The kindness, warmth and hospitality of people in Ban Nathon swept me off my feet, from the moment we arrived amidst a grand traditional welcome. They considered me not as some foreigner on an excursion but as a daughter. No, it was not some superficial gestures to make me feel comfortable. Their generous love reflected in their eyes and genuine smiles were infectious.
The transition from being total strangers to feeling like home happened very swiftly, and before I could even know, I felt happy among these people. They treated me as one of their own wherever I went – The homestay, neighbouring houses, weaving villages, farms or anywhere. A Sawadeekha with a broad smile was an energiser. I eventually realized that these virtues are ingrained in them, which made me fall in love with these people.
It is a part of their way of life, which speaks volumes about their character. They treat each other with the same respect, warmth and kindness. Women and men hug and greet each other on roads, cook, dine and drink together often, visit each other homes, exchange skills, food, work together in farms, celebrate occasions and have fun like one big family. People from different ethnic groups live in these villages in harmony with zero conflict and negativity. They are incredibly proud of their identity and fiercely protect and nurture it every day.

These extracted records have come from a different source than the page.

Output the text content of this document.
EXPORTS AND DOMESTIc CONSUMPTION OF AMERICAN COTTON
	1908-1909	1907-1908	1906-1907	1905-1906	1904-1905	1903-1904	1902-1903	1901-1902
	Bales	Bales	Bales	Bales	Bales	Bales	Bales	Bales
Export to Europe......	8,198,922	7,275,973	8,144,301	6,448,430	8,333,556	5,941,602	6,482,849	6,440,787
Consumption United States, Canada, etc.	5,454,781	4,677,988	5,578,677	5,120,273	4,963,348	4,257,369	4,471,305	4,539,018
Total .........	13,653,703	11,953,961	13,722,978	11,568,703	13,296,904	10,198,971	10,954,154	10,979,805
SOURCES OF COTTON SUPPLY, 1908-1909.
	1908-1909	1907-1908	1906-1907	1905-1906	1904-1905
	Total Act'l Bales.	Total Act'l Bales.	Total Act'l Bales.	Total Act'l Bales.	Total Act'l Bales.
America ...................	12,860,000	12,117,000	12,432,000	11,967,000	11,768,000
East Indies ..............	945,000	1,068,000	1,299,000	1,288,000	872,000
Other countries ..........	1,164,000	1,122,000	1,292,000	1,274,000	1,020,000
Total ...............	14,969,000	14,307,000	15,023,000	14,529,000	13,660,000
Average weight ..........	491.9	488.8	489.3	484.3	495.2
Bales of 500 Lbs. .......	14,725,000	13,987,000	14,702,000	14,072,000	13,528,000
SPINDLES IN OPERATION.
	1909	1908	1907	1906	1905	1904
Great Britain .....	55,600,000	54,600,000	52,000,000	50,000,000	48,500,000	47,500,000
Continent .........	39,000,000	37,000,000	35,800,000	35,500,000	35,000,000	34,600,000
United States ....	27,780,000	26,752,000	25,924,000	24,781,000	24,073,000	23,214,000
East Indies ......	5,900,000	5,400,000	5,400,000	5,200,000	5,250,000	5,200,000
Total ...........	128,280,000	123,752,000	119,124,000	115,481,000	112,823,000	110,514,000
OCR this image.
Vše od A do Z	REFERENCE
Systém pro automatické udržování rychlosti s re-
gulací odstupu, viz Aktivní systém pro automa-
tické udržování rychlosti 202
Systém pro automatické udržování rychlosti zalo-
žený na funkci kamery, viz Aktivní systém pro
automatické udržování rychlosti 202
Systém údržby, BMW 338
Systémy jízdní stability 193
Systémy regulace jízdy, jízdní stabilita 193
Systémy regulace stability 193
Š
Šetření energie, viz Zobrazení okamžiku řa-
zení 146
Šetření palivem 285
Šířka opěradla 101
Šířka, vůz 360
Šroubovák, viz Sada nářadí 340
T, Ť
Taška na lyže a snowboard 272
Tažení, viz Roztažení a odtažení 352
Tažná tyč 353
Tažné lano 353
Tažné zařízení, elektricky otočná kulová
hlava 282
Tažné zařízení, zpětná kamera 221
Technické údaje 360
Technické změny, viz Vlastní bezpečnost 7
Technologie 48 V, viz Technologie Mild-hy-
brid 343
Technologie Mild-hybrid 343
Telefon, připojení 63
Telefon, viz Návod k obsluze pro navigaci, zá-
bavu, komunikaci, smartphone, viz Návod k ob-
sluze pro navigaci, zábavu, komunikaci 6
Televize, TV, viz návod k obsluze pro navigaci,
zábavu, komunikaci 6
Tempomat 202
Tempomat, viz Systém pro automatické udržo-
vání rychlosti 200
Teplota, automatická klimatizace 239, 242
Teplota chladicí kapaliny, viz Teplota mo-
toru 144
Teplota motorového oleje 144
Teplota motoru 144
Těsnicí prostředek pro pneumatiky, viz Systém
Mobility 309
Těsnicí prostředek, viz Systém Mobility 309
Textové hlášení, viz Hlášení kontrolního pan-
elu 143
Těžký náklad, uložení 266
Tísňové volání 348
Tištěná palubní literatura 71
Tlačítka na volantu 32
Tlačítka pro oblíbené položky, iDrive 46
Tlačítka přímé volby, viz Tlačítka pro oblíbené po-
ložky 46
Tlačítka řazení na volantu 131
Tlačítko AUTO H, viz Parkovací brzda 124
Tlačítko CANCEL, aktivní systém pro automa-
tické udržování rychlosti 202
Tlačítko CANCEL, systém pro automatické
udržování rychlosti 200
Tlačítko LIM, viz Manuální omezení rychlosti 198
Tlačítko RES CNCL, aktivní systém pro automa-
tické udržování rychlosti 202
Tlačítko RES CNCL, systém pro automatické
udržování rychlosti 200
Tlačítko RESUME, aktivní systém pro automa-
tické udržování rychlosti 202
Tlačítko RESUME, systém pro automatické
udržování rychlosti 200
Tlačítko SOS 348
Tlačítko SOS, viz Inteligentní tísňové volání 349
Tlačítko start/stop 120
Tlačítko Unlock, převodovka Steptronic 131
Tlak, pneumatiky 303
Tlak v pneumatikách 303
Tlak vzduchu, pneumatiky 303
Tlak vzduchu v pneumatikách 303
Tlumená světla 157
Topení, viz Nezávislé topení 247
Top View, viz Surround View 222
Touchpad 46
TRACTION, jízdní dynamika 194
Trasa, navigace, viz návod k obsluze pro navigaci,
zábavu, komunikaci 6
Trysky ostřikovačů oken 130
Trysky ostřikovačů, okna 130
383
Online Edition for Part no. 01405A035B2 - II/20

In this age of the internet, virality and superficial social life, witnessing these things about the people of Nathon humbled me, increasing my respect towards them multifold.
The wisdom of these people made me understand how you don’t need much to sustain, and nature always has enough for us to live and let live.
People of Tai Guan, Phutai and Tai Kaleong ethnic groups possess unique wisdom that’s been passed on from their ancestors in every walk of life. The entire village has been practising organic farming long before it became a ‘fad’ or a cool thing. They cultivate according to their needs using natural fertilizers and bio charcoal.
We have a saying in the Sanskrit language in India which goes ‘Annadaatha Sukhibhava’ – ‘Anna’ referring to rice, ‘Daatha’ meaning producer of rice, ‘Sukhibhava’ – Bless him with happiness and prosperity. So this line means to bless those who give us food – A phrase in our culture used to respect our farmers. I got a chance for the first time to plant rice seedlings with farmers in this remote village of Nathon, which made me witness these things hands-on. I uttered this blessing to these locals with immense zeal.
Through secondary occupations like cloth and bamboo weaving and smithing, people have been using their wisdom to sustain in other ways without relying on just agriculture or fishing. It felt incredibly impressive to know that all the households know bamboo weaving, passed on from their ancestors. I met Ms Lamduan, one of the women who has adopted new theory agriculture in her organic farm, and impressed by her passion.
All the temptation of technologies hasn’t distracted them from making use of traditional methods. When it’s so easy for them to switch to commercial ways these days, this unique way of life of their shows their love for their practices and respect to nature.
The unique culture and traditions of these ethnic groups showed me how folklores and legends are an indispensable part of our lives passed on from generations.
They have been reviving weaving to preserve their traditional attires from fading away and not just to make an income. They impart their culture, language and traditions in schools and homes to the youth, imbibing them with their ways of life.
Whether it’s a skill or a traditional attire, people of Nathon have been protecting their identity, and this is what I admire about them. And for travellers looking to experience the other side of Thailand, Nathon has many things to offer including rafting, weaving tours, and visiting organic farms. It is also a place to relax amidst nature for tourists.
For the first time, I farmed, fished, spun some threads, rafted, made bouquets, offered alms to monks, danced in public for a parade, danced on a boat, lied down in the middle of the river on a plank, dressed up in Thai costume, dined amidst lush rice fields and met so many lovely people at once – All of these firsts will be what I will take away from Nathon.
I sincerely wish and hope that Ban Nathon continues to be what it is – full of life, passion, warmth and hospitality, living their ways of living with integrity, kindness and wisdom.
Now as I look back, all of it feels like a dream – one long, happy dream with loads of happy memories — Kob Khun Ka Ban Nathon, for a trip home away from home.